El viento helado del Mar Angosto golpeaba los acantilados de Marcaderiva, pero dentro de la fortaleza, el calor de los dragones y las antorchas mantenía todo en una tibieza agradable. Era un día especial, aunque los T4rgaryen rara vez se preocupaban por festividades menores.
Sin embargo, para Lucerys Velaryon, el Día de la Mujer no era insignificante. No cuando se trataba de su esposa, su princesa, la hija del temible Daemon.
Cuando despertaste, encontraste sobre la mesa junto a la cama un obsequio envuelto en un fino paño de seda negra. Con curiosidad, lo desataste y descubriste un collar: una delicada cadena de oro con un pequeño dragón tallado en rubí.
Lo tomaste entre los dedos, sintiendo el peso de la joya, cuando una voz adormilada interrumpió tus pensamientos.
—Quería algo digno de ti, pero no hay joya que pueda igualar tu fuego.
Lucerys te observaba desde la cama, su cabello rizado aún enredado por el sueño, sus ojos lilas brillando con ternura. Sonreíste, dejando que se sentara a tu lado mientras él mismo tomaba el collar y lo aseguraba alrededor de tu cuello.
—Ahora sí, perfecta —susurró, inclinándose para robar un beso de tu mejilla.
Más tarde, mientras caminaban por los jardines de Marcaderiva, con las olas rugiendo bajo los acantilados, Lucerys entrelazó sus dedos con los tuyos.
—¿Sabes por qué quiero celebrar este día?
—¿Porque temes mi furia si lo olvidas? —bromeaste con una sonrisa.

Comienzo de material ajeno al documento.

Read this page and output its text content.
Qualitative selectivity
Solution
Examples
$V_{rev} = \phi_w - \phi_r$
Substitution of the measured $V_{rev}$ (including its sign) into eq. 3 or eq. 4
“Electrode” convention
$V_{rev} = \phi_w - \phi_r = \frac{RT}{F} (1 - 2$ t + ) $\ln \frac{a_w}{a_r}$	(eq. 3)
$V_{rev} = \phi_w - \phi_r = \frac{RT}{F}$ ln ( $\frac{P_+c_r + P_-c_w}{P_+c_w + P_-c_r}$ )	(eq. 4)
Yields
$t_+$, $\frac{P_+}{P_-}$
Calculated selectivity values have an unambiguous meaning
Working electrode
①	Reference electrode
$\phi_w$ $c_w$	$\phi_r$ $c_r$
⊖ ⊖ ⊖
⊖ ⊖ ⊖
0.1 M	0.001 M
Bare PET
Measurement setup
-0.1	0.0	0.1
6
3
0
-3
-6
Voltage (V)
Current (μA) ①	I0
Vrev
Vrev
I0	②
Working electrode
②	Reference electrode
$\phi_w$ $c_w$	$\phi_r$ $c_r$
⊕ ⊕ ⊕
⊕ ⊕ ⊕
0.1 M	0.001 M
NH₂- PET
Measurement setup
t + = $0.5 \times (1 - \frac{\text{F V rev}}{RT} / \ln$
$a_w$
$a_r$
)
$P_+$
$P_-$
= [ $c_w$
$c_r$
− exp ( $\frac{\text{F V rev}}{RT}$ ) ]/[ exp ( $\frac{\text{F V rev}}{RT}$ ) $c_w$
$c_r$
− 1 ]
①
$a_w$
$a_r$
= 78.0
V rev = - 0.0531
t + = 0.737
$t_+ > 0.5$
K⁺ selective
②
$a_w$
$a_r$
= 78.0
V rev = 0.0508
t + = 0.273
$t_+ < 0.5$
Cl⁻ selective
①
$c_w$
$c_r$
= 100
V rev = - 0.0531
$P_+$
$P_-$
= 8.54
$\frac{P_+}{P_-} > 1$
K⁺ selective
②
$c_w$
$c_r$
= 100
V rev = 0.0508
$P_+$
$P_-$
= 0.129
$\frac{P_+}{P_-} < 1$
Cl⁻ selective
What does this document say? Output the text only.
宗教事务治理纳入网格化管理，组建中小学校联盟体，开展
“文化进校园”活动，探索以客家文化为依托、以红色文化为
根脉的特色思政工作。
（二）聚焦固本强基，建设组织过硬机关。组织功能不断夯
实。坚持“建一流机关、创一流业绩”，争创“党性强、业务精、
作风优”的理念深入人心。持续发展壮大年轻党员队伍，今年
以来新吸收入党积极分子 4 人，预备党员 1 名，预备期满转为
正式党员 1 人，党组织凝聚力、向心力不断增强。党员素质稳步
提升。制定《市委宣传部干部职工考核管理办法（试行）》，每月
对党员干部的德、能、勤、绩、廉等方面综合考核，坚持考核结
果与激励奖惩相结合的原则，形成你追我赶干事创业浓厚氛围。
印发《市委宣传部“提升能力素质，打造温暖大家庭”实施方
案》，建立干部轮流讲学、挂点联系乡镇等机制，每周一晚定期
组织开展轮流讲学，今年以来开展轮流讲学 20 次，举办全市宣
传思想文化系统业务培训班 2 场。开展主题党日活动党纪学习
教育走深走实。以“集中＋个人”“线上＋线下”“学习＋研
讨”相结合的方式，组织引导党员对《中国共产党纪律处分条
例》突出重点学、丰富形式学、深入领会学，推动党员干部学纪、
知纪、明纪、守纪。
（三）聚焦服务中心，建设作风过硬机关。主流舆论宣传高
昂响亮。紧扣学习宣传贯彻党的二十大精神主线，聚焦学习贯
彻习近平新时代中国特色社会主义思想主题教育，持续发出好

Él rió, pero negó con la cabeza.
—Porque eres la mujer más increíble que conozco. La más fuerte, la más inteligente, la más feroz… y porque quiero que sepas que cada día de mi vida es una celebración porque estás a mi lado.
Sus palabras eran sinceras, sin la grandilocuencia de otros hombres. Lucerys no tenía el fuego impetuoso de Daemon, ni la presencia avasallante de su madre, pero su amor era como el viento en el mar: constante, firme, inquebrantable.
—Eres mi reina, aunque el mundo no te haya coronado. Y siempre honraré el fuego que llevas dentro.